In one high-profile case, Hong Kong-listed bulk shipper Jinhui Holdings Co Ltd lost HK $523.98 million ($67 million) on forward freight agreements in the first half of this year, erasing its first-half profits and making Jinhui one of the very few listed shippers in the red.
The London-based Forward Freight Agreement Brokers' Association said the derivatives market was now bigger than its physical counterpart.
Participants use market information provided by the London-based Baltic Exchange.
Some derivatives are traded "on market" over an online exchange called Imarex. Those transactions are cleared by the Norwegian Futures and Options Clearing House (NOS).
However, most freight derivatives are "off market" deals traded through brokers in contracts known as Forward Freight Agreements.

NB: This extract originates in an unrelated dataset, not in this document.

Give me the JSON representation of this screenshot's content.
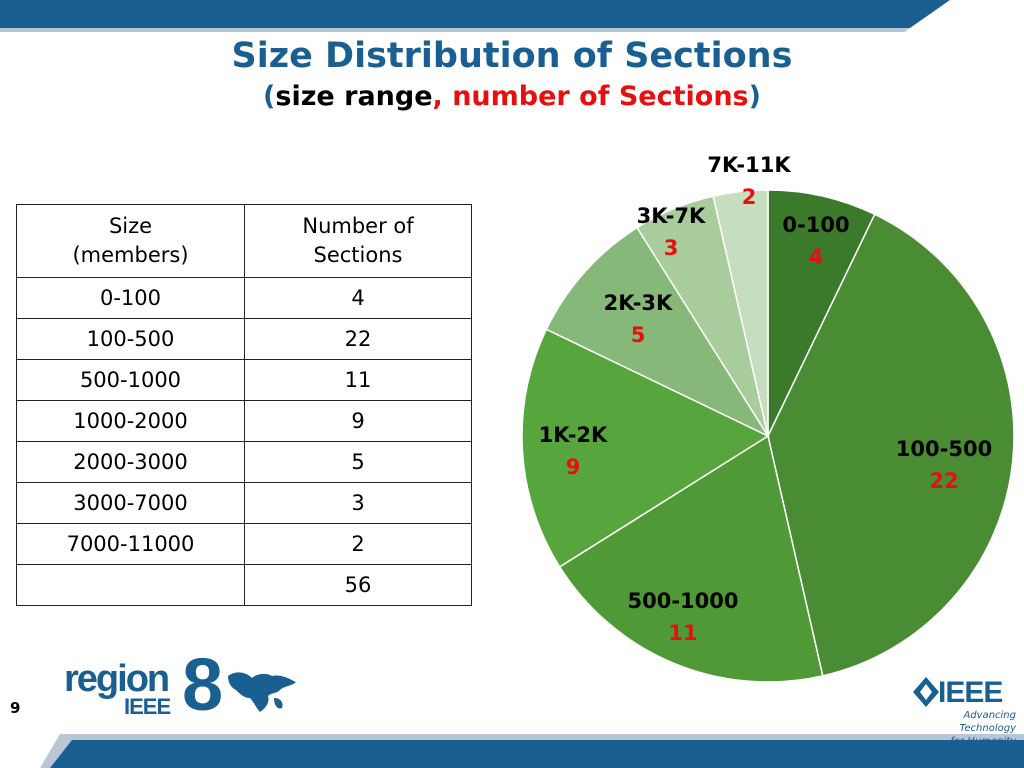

Clearing-house markets, as opposed to over-the-counter trade, are vital to the development of shipping derivatives, the chairman of the Forward Freight Agreement Brokers' Association was quoted recently as saying.
NOS, the world's only clearing house for freight derivatives, has 70-plus members ranging from shipowners to financial institutions.
NOS said in its third-quarter results that a default by member Navitrans Maritime Inc in July may cause a loss of 58.6 million Norwegian crowns ($9.2 million). It planned a 60 million-crown capital boost to restore confidence after freight futures liquidity tumbled following the default.
A second clearing house for freight derivatives could be created early next year, industry executives said.
They said a number of exchanges and clearing houses, including the Athens Stock Exchange, the London Clearing House and the New York Mercantile Exchange, are in talks with the Forward Freight Agreement Brokers' Association with a view to creating a new body.
"Another clearing house - more competitive and a lot stronger - will bring us back into the (futures) hedging market," Denholm of Pacific Carriers said.